This is the first time that I’ve finished writing a novel since I’ve been living in France. I believed that writing outside of my country would increase my feelings of being no place. But now I am able to say that writing itself can become a home. It occupies the place of home and accompanies my wakefulness while moving through so many transient places; I inhabit writing when I am between one train or airplane and the next. I live today in a place of shrinking dreams, in streets that don’t look like me, in places that make me question if I’d ever be able to carve the letters of my language in their stones. But I find myself drawing circles in the air and writing on the surface of the rivers’ waters. These places are intractable. Both intractable and attractive, I don’t know if I prefer to remain outside them or go right inside. If I go in, I’ll narrate the seductive fullness of remaining on the margins—that is to say, I’ll always stay on the outside to some degree. These are migrating people’s places, in which writing looks like nothing but itself, and in which travel and movement change words. I write what all my senses capture on my daily hunt in these new places. I write my transformation and the transformation of my language. I also write while longing for home and I meet other people who live placelessness, just like me, and who write it in another language.

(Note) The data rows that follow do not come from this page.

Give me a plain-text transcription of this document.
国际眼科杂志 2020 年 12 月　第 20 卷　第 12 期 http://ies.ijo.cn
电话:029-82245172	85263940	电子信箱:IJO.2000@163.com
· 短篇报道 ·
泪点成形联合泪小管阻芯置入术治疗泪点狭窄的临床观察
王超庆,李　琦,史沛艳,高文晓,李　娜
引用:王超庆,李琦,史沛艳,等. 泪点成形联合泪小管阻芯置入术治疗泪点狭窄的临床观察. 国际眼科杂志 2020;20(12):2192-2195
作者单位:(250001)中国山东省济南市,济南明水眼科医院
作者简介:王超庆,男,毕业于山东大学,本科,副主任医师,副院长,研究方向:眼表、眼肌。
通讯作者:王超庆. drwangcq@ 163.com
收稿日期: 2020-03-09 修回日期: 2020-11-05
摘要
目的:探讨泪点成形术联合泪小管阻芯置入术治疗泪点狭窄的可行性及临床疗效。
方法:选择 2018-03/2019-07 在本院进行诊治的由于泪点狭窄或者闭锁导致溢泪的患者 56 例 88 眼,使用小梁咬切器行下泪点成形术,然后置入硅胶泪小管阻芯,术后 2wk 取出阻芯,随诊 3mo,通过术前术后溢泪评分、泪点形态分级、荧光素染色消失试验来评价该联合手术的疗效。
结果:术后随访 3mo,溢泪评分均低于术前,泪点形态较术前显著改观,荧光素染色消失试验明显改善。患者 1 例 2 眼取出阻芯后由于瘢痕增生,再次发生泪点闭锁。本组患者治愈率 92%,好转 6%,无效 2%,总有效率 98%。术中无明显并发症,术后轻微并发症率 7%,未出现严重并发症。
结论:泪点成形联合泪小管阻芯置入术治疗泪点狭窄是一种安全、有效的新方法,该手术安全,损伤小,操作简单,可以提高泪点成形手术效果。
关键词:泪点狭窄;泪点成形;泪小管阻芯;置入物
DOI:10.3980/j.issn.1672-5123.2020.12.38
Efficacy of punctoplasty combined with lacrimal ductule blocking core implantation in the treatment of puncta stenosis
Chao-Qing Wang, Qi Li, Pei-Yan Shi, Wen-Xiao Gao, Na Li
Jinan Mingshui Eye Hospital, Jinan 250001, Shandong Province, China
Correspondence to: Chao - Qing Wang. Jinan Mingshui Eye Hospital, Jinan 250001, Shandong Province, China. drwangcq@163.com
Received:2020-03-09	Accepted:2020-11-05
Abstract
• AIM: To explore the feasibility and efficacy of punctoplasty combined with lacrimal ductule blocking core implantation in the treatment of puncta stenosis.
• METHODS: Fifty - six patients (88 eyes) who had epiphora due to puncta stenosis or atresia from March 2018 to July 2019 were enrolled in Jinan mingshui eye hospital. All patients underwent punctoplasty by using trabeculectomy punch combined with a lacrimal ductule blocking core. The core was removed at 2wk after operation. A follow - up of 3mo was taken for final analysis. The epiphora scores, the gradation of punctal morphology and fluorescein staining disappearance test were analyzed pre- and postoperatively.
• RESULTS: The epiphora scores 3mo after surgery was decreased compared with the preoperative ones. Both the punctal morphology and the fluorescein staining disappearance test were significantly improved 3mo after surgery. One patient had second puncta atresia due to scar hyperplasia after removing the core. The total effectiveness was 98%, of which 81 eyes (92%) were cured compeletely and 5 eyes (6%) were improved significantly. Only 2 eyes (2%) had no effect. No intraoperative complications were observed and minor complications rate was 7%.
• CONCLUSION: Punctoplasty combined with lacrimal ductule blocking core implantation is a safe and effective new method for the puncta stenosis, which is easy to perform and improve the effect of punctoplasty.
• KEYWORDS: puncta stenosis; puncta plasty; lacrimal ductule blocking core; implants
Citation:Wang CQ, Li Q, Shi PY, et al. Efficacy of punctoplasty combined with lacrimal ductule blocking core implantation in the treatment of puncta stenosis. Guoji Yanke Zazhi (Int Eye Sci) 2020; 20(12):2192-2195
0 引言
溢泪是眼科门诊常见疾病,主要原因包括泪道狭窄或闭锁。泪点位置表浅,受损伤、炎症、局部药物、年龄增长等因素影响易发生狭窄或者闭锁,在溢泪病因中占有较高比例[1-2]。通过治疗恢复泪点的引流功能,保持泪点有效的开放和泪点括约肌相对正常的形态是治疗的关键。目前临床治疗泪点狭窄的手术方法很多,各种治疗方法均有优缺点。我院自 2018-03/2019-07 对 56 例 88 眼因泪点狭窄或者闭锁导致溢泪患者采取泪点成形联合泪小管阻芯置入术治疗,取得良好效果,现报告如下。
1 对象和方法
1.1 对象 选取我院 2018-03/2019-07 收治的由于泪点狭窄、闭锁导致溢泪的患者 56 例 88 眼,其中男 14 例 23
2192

In all my moving around, I have learned how to lighten my load. Travelling has forced me to trick myself into giving up everything I think I need. Giving things up is a means of persevering.
I travel light. I keep my language; I stay attached to it and make it something ever present. It’s in my suitcase and my body, my memory, my papers and my books. It’s in a song whose opening lines stick in my head whenever I hear it sung.
Somehow writing is able to continue on out of place—it strolls through the corridors of Twitter and Facebook. It can capture transient memories on virtual walls. It’s the life of someone living in a world that is not the one they came from. It also migrates between two worlds, two places, two histories, two cultures—indeed between multiple places and multiple worlds. Its very place is inbetweenness.
his place has no sides and no corners; it’s open to every possibility.
And at this moment, there’s no place left to inhabit except language. Language itself becomes places to live in. As a “foreign writer,” I divide myself in these places, without moving. I furnish these places of language with my senses… I see them, listen to them, and touch them through writing.